Elle rend hommage au Nord ayant fait d'elle la femme qu'elle est aujourd'hui. Il rend hommage à l'amour faisant rimer prémonition avec rédemption. L'Ottavienne Véronique Sylvain et le Gatinois Stefan Psenak défrichent de leurs mots leurs territoires intimes.

La première signe un tout premier recueil, le second, son huitième en solo.

Premier quart : pointer vers le Nord

Les vers de cette femme-conifère sont tout empreints du Nord de l’Ontario, qui habite encore, tous les jours, Véronique Sylvain. Le Nord où elle a grandi.

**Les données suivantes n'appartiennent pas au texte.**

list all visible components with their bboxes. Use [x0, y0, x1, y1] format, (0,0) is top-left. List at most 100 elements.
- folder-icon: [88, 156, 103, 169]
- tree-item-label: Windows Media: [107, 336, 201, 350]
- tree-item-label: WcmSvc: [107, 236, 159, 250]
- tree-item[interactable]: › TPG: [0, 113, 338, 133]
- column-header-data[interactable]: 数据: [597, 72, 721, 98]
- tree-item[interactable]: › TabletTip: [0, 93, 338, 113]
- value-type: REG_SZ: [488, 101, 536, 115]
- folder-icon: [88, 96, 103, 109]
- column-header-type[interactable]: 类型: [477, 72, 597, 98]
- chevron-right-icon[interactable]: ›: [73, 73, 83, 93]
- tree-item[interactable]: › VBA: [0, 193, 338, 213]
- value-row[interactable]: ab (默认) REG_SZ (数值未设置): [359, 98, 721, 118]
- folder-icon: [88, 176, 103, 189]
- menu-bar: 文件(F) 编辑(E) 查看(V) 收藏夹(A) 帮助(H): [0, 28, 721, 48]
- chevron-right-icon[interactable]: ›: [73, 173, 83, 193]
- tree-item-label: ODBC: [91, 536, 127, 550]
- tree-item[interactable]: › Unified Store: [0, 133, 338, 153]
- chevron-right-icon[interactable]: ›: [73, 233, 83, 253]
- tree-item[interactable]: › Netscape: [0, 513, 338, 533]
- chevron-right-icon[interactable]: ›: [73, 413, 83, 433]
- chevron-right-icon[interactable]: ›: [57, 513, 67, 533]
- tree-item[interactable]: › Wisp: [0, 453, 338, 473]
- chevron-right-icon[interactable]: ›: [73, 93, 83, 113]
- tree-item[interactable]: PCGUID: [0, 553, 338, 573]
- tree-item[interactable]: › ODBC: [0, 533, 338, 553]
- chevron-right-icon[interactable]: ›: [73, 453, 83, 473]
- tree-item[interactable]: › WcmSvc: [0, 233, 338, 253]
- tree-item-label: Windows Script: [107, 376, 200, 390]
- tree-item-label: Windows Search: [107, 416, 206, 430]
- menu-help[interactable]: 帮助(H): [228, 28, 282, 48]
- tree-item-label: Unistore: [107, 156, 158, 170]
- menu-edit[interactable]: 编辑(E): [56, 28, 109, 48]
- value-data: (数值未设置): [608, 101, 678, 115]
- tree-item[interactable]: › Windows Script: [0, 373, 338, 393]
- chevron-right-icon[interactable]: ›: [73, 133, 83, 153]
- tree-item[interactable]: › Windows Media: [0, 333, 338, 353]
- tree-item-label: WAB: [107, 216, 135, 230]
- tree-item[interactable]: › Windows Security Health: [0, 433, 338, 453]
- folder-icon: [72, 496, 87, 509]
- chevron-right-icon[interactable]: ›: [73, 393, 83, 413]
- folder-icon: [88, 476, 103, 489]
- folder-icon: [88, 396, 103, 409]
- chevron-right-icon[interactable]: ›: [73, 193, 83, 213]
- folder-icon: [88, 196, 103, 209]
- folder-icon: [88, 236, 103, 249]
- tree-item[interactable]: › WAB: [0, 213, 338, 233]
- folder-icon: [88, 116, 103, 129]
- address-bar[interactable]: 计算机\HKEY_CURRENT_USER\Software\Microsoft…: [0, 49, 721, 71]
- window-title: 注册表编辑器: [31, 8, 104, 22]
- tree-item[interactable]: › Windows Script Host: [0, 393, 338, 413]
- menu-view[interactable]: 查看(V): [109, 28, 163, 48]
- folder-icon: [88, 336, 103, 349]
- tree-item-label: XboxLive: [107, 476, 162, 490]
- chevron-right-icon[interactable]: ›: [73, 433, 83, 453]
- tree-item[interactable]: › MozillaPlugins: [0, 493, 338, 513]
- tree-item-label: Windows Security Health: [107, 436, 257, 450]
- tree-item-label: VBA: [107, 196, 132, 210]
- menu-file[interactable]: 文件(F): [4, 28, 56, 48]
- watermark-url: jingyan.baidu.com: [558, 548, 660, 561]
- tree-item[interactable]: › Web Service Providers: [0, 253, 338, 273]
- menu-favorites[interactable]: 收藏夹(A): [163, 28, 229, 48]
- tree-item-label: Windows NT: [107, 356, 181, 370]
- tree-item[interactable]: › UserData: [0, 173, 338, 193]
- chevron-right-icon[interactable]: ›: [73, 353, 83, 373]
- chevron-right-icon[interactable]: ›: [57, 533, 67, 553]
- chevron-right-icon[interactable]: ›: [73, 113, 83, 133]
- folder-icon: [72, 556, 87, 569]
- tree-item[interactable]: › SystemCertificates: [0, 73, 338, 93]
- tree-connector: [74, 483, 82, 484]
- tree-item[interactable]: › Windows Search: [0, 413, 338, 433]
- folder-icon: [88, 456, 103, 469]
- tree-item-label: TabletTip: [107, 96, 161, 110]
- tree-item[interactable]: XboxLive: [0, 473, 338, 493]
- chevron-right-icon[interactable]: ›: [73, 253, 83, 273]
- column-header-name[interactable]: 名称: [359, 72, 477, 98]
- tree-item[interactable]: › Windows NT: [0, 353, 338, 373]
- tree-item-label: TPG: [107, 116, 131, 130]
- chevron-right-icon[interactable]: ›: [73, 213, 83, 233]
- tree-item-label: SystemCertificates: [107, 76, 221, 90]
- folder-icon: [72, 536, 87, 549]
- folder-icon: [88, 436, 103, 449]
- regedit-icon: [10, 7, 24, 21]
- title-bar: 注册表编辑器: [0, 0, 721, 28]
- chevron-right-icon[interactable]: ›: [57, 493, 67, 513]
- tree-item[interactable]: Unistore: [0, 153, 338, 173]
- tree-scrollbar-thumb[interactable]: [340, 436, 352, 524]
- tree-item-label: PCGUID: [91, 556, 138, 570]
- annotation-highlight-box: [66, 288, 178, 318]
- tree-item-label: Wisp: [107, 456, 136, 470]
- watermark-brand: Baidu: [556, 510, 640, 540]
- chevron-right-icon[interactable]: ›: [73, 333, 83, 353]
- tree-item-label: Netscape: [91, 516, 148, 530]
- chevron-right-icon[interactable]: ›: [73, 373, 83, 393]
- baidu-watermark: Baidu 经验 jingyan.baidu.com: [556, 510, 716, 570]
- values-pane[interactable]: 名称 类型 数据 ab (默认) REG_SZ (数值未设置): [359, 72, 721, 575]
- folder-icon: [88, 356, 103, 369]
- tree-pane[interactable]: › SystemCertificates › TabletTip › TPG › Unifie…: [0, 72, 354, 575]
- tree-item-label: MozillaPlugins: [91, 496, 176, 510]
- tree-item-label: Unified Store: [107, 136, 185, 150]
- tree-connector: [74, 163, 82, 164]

Celui des femmes et des hommes qui s’y sont forgés et frottés aussi, avant elle, à la sueur de bran de scie des défricheurs, et qui continuent de le faire aujourd’hui au fond des mines, comme son frère, entre autres.

Véronique Sylvain dédie ce premier recueil à sa grand-mère. t’es / pas née / pour un / petit pain / disait Grand-Maman / en tournant / la pâte. / j’ai encore / des croûtes / dans la gorge, évoque-t-elle.

Premier quart renvoie à son enfance à compter les fautes / de français / sur les grains / d’un chapelet, à la réalité de flirter avec l’anglais au quotidien, ainsi qu’à ses nombreux allers-retours entre Ottawa et Sudbury. La poésie de Véronique Sylvain rend donc hommage aux paysages défilant le long de la 17, dans ce va-et-vient / de géographie / ancestrale, mais surtout à sa langue, incrustée dans la roche, enracinée entre les épinettes silencieuses.

Une neige / douce / et chaude / fond sur / ma langue… / je french / le froid, soutient-elle.

L’Ottavienne d’adoption évoque ainsi la résilience des francophones, convoque la mémoire des poètes Michel Dallaire et Robert Yergeau, et fait également référence à Robert Dickson et à CANO. En écho au slogan de la résistance franco-ontarienne, Nous sommes, nous serons, Véronique Sylvain sera, assurément, la folle / avoine, / résistante / aux intempéries.

Certains soirs de catastrophe : conjuguer l'amour au présent

Après un silence de plus de 15 ans, Stefan Psenak persiste et signe un deuxième recueil en deux années consécutives. S'il a voyagé vers ses racines pour notamment faire la paix avec ses morts dans son précédent, Longtemps j'ai porté mes deuils comme des habits trop grands, il marche cette fois vers l'amour, vers cette femme, prémonition, condamnation ou rédemption, pour sortir des autres / faire advenir / le verbe et la chair.

Certains soirs de catastrophe se mâtine des souvenirs d'une première rencontre, du sentiment prégnant des inéluctables retrouvailles, puisqu'il n'y a de disparition / que dans l'oubli, soutient le poète.

Le recueil se teinte de l'attente, des braises ayant couvé dans les corps, les cœurs et les âmes des amants qui, désormais réunis,prendron[t] feu / jusqu'à nous / épis de lumière / pour reproduire le matin.

Stefan Psenak crée ici et là des images particulièrement puissantes, voire hantantes. Je t'entends la nuit / tordre tes chemises / comme on égorge ses peurs / déplacer les meubles / pendant que je feins le sommeil / en commando pétrifié, illustre-t-il avec une redoutable efficacité.

S'inscrivant dans un quotidien renouvelé, les poèmes du Gatinois le délestent de son passé de gueule de noyé, qu'il abandonne derrière lui comme une valise remplie de tout / l'immobile / qui entrave [ses] chevilles.

Car au bout de Certains soirs de catastrophe se lèvent des petits matins faits de recommencement telle une contre-mesure à l'abdication. Des petits matins fleurant bon le café, mais goûtant surtout la rare certitude / du navire à bon port.